Os dados são do Índice Superlógica, levantamento que considera cerca de 130 mil condomínios em todas as regiões do país, somando mais de 6,3 milhões de unidades.
Em entrevista à ES Brasil, o diretor da Associação Empresas do Mercado Imobiliário do Espírito Santo (Ademi-ES), Glauco Marinho, explica que entre os principais fatores para a alta estão os reajustes salariais e a dificuldade de encontrar e repor mão de obra, considerando que os reajustes dos salários estão acima da média da inflação do período.
“Cada vez mais temos um dificultador, pois o condomínio sofre os reajustes da categoria, e o que mais pesa no orçamento é a mão de obra e os salários dos funcionários”, afirma.
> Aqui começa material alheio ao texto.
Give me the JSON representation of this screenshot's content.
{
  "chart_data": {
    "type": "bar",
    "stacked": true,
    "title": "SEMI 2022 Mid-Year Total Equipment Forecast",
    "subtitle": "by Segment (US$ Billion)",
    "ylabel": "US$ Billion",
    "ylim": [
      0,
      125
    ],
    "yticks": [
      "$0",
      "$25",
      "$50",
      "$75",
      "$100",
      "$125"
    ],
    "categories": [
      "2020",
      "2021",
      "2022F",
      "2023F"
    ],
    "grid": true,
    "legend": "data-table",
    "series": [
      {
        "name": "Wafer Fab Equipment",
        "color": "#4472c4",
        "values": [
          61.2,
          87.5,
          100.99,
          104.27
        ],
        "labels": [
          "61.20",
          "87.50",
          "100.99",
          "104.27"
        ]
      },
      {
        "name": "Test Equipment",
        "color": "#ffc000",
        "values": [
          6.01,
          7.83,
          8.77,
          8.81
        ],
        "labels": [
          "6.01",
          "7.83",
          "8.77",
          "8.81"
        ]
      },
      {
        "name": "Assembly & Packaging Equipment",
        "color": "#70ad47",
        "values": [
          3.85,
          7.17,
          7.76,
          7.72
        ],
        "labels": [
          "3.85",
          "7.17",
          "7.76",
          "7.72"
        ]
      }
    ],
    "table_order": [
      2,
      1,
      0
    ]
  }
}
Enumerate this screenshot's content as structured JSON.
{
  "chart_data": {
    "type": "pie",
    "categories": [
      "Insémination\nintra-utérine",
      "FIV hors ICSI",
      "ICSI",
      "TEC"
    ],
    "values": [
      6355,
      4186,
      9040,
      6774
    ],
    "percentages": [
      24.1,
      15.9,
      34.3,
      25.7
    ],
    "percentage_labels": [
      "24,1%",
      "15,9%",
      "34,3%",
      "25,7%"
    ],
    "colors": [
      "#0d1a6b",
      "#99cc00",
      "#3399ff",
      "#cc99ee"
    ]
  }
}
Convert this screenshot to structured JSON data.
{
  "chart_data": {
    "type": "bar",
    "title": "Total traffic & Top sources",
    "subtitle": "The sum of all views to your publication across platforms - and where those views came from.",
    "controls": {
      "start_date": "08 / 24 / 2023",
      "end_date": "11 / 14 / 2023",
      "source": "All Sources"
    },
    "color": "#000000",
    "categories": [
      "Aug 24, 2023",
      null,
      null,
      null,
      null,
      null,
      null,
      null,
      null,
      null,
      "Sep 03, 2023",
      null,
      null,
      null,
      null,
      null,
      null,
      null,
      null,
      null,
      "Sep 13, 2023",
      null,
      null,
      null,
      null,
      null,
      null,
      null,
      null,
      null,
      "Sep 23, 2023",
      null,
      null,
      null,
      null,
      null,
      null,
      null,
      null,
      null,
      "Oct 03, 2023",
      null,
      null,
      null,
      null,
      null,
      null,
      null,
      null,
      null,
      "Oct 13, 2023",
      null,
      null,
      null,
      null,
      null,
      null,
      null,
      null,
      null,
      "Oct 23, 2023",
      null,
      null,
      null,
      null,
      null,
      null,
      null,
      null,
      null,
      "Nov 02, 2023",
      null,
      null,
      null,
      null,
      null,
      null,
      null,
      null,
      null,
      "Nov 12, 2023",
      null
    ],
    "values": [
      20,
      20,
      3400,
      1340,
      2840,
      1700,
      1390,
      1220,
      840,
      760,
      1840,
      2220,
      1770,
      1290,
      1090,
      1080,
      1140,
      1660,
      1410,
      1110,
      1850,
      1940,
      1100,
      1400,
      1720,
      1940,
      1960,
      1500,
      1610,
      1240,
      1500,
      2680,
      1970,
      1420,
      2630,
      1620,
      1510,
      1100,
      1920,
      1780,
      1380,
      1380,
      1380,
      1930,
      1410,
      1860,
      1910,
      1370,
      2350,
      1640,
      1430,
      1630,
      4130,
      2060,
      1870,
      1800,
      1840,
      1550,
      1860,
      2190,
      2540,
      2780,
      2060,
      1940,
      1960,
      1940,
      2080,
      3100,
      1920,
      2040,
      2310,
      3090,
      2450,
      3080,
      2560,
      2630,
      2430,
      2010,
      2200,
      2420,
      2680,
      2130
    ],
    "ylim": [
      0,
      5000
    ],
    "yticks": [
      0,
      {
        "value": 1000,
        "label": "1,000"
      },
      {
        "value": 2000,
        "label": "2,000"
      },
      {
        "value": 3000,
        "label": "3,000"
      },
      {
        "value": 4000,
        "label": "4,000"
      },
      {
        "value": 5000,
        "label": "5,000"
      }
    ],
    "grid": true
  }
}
No último ano, o valor médio do condomínio no Estado ficou em R$ 725, o equivalente a 47,7% do salário mínimo vigente em 2025 (R$ 1.518). Já na comparação com o mínimo atual (R$ 1.621), esse valor representa 44,7%.
De acordo com o diretor, o aumento das taxas pode levar os condomínios a adotarem medidas para reduzir custos, como a substituição de mão de obra por soluções tecnológicas, a exemplo das portarias digitais, além da reavaliação de despesas e possíveis cortes. No entanto, ele alerta que essas decisões podem comprometer a conservação dos edifícios. “Com isso, o prédio pode ficar sem manutenção, o que pode provocar infiltrações e até problemas estruturais”, destaca.
Inadimplência
Apesar da pressão sobre as taxas, a inadimplência no Espírito Santo encerrou 2025 em 3,69%, abaixo da média nacional, que foi de 6,28%, e com queda de 0,70 ponto porcentual em relação a 2024.
Ainda assim, Glauco ressalta que novos reajustes podem impactar o orçamento das famílias. “Quando a pessoa já conta com aquele valor fixo no orçamento e o condomínio aumenta, ela pode começar a deixar de pagar”, explica.